After photographing buildings in various states of use across the United States and abroad, Schmidt began to reevaluate how humans create, destroy and remember built space. She observed that structures that “house” people share visual and functional elements. The exhibit invites viewers to reflect on houses as objects and ideas.
“A house provides shelter but also a sense of home,” said Schmidt. “Houses appear in dreams and serve as metaphors for the human soul. Purchasing one is a milestone; losing one can be catastrophic.”
Schmidt built miniature houses, mostly out of paper, and placed them in various environments in order to explore the familiar features of built space out of context. Using light and other objects, such as suitcases, Schmidt creates tension between object and location that is intended to elicit thoughts on place and belonging.

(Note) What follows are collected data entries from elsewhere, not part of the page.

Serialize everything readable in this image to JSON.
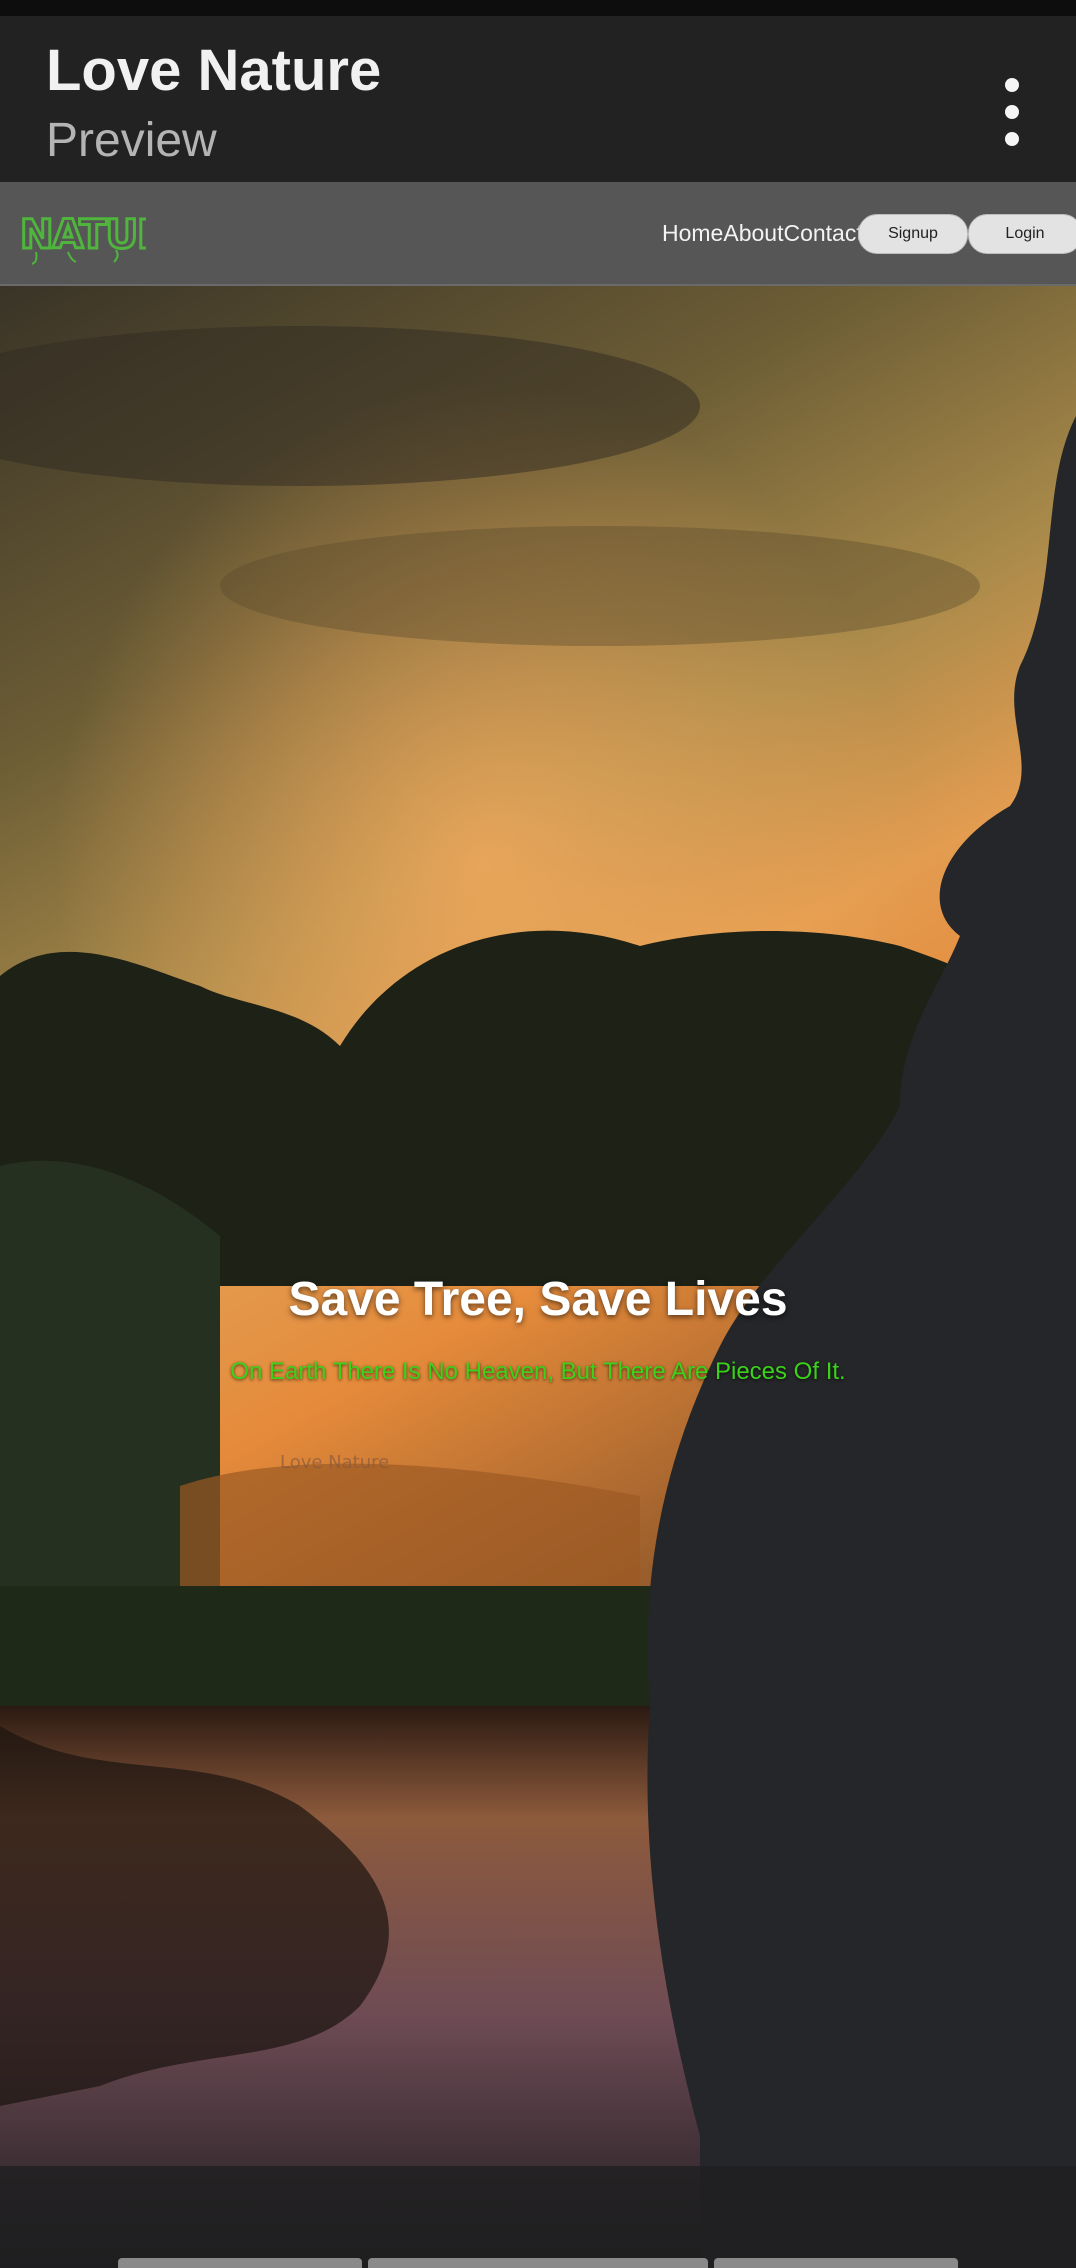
{
  "app_bar": {
    "title": "Love Nature",
    "subtitle": "Preview",
    "menu_icon": "more-vert-icon"
  },
  "site_nav": {
    "logo_text": "NATURE",
    "links": [
      "Home",
      "About",
      "Contact"
    ],
    "signup_label": "Signup",
    "login_label": "Login"
  },
  "hero": {
    "title": "Save Tree, Save Lives",
    "subtitle": "On Earth There Is No Heaven, But There Are Pieces Of It."
  },
  "colors": {
    "app_bar_bg": "#222222",
    "nav_bg": "#565656",
    "accent_green": "#3bd21a",
    "logo_green": "#4fb53c"
  }
}
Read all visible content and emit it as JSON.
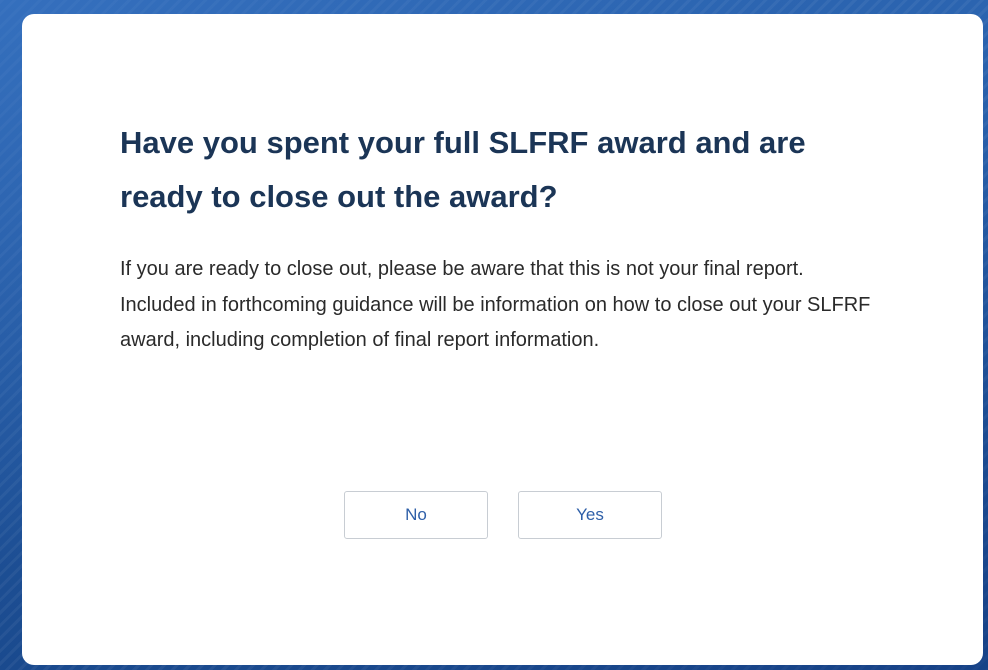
{
  "dialog": {
    "title": "Have you spent your full SLFRF award and are ready to close out the award?",
    "body": "If you are ready to close out, please be aware that this is not your final report. Included in forthcoming guidance will be information on how to close out your SLFRF award, including completion of final report information.",
    "buttons": {
      "no_label": "No",
      "yes_label": "Yes"
    }
  },
  "colors": {
    "title": "#1b3556",
    "body_text": "#2a2a2a",
    "button_text": "#2e5fa8",
    "button_border": "#c8cdd3",
    "backdrop": "#1a4e96"
  }
}
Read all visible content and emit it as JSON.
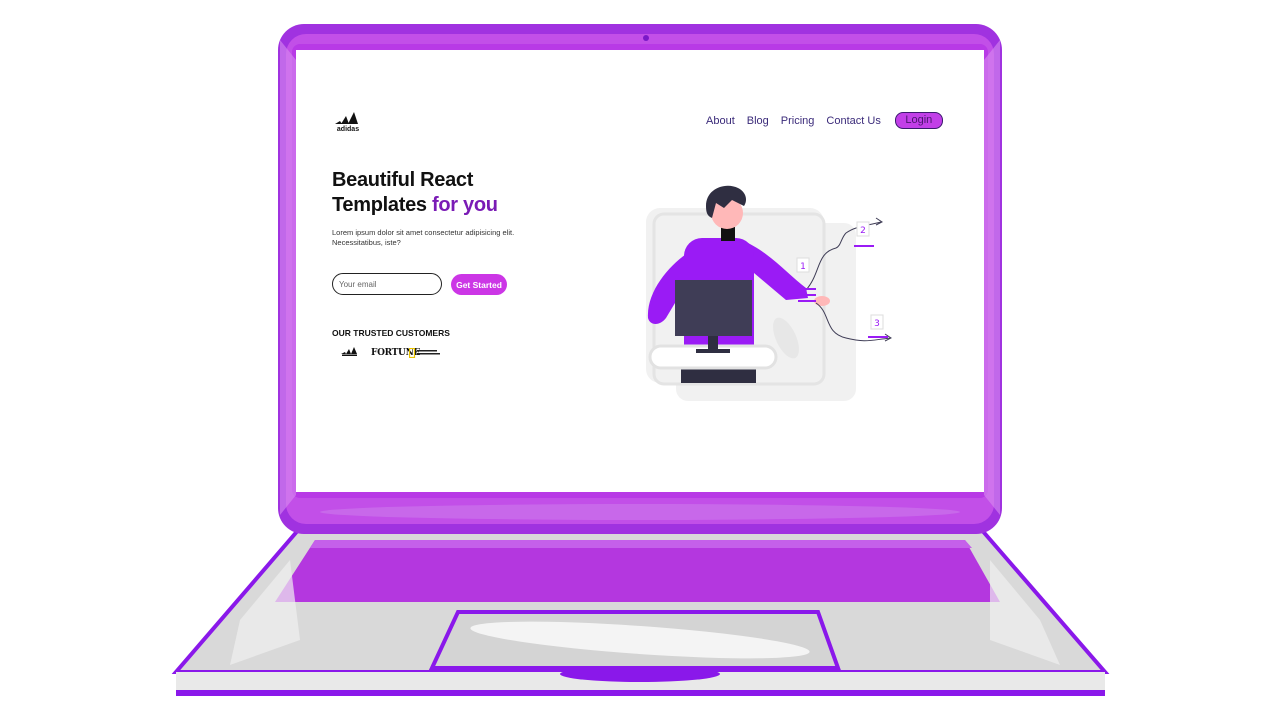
{
  "colors": {
    "brand": "#cc36e6",
    "device": "#a032e0",
    "accent_text": "#7a1bb5",
    "nav_text": "#3b2b7a"
  },
  "header": {
    "logo_icon": "adidas-logo",
    "nav": [
      {
        "label": "About"
      },
      {
        "label": "Blog"
      },
      {
        "label": "Pricing"
      },
      {
        "label": "Contact Us"
      }
    ],
    "login_label": "Login"
  },
  "hero": {
    "title_line1": "Beautiful React",
    "title_line2": "Templates",
    "title_accent": "for you",
    "description": "Lorem ipsum dolor sit amet consectetur adipisicing elit. Necessitatibus, iste?",
    "email_placeholder": "Your email",
    "cta_label": "Get Started"
  },
  "customers": {
    "heading": "OUR TRUSTED CUSTOMERS",
    "logos": [
      "adidas-logo",
      "fortune-logo",
      "national-geographic-logo"
    ],
    "fortune_text": "FORTUNE"
  },
  "illustration": {
    "labels": [
      "1",
      "2",
      "3"
    ]
  }
}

Schmidt is an award-winning photographer, writer and translator. She has translated books by Wynton Marsalis and Henry Chancellor and regularly translates for the German edition of National Geographic. Her writing has appeared in numerous publications in the United States and Germany. Originally from Germany, Schmidt lives in Fayetteville and teaches English and German at Haas Hall Academy, a public secondary charter school. She serves as a board member of the Fayetteville Underground and is a member of the Kansas City Artists Coalition. She is listed with the Arkansas Arts Council Artist Registry, the Arkansas State Committee Registry of the National Museum of Women in the Arts, and the Eureka Springs Artists Registry.